Firstly, remember all the limitations of uncontrolled trials (see e.g. ICH E10 Choice of Control Group in clinical trials). So, let's assume they have some value in your case (the good thing is that to some extent good statistical methods will discount such trials a lot, if some assumptions are not meet).

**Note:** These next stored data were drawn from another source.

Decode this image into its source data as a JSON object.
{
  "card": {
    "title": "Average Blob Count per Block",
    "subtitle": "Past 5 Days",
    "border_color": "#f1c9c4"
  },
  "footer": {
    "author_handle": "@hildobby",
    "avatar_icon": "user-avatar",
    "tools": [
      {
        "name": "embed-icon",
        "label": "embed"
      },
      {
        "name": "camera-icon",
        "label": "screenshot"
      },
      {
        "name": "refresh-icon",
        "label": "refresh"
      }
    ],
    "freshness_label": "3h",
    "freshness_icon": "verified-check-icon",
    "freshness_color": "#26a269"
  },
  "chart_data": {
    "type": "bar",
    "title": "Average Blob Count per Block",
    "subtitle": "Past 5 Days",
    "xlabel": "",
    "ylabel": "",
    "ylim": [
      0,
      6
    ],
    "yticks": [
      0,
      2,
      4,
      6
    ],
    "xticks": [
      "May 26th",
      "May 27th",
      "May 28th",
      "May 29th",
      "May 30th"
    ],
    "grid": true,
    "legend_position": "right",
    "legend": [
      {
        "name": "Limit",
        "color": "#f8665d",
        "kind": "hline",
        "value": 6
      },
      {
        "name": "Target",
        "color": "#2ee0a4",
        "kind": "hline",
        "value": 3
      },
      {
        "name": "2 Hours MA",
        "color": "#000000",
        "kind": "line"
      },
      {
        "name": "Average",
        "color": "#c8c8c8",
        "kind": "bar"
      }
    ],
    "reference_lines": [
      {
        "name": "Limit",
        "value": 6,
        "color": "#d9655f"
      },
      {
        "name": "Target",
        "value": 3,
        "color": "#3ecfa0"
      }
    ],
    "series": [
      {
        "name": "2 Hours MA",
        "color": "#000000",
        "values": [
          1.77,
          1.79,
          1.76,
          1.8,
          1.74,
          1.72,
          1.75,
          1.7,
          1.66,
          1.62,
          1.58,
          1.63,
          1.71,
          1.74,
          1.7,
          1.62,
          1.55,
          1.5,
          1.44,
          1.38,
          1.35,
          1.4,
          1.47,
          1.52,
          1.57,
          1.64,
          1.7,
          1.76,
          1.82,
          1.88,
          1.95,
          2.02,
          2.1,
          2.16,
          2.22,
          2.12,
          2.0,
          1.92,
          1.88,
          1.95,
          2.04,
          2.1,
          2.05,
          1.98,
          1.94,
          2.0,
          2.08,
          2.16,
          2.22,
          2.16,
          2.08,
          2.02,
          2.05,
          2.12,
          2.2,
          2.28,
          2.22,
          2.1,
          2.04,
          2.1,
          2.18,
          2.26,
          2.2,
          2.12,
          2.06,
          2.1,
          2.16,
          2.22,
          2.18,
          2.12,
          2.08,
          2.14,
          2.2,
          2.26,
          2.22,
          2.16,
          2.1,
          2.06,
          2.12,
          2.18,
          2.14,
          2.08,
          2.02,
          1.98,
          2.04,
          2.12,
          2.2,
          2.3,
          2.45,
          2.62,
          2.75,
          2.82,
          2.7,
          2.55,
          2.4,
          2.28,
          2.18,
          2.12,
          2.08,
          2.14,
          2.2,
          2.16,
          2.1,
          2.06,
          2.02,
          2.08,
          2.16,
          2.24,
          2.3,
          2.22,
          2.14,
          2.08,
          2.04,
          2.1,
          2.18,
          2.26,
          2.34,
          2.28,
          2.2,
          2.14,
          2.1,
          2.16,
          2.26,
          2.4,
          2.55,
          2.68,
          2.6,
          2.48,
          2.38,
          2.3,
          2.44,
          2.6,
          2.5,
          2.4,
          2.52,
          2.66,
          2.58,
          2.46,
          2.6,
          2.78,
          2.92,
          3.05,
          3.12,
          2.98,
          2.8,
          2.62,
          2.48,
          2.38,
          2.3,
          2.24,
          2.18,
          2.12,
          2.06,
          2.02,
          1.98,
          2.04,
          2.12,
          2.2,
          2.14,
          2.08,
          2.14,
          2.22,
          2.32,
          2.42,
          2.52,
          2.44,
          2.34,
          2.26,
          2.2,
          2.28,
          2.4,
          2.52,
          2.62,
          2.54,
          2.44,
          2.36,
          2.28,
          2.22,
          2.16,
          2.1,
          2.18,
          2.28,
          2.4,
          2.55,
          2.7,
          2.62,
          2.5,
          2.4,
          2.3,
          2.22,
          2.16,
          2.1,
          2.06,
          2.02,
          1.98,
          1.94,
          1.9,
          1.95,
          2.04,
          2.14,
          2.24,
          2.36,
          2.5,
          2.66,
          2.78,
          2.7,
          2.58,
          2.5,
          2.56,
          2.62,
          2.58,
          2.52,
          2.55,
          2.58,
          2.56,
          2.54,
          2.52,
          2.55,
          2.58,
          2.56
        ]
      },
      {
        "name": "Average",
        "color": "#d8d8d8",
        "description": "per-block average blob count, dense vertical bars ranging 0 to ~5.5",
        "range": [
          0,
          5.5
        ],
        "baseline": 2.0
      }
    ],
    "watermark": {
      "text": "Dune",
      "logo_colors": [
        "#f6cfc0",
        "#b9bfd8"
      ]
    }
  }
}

Secondly, one of the more obvious approaches is to use a generalized linear mixed effects model (GLMM). The very simplest form would be
$$g(E Y_{ij}) = \beta_i + \gamma_j + \delta_{ij},$$
where $Y_{ij}$ is the outcome in arm $j$ of trial $i$, $g()$ is the link function, $\beta_i$ is the main effect for trial $i$, $\gamma_j$ is the (fixed) main effect for treatment $j$ and $\delta_{ij}$ is the deviation from effect off treatment $j$ in trial $i$ (treatment by trial interaction). Crucially, $\beta_i$ and $\delta_{ij}$ are random effects (which makes this model identifiable) that e.g. follow $N(0, \tau_\beta)$ and $N(0, \tau_\delta)$ distributions. If you do a frequentist analysis this does not matter, but I believe one would usually use a sum to zero constraint on the treatment main effects for a Bayesian analysis.
This type of model can be implemented in most statistical packages, e.g. the author of the article I mention provides SAS code. Since you are effectively doing an arm-based network meta analysis, looking at the software used by the practioners in that field might be useful. Stan (can be used in R via the rstan package) could be another very flexible choice that gives you complete freedom of specification for both a Bayesian and frequentist analysis.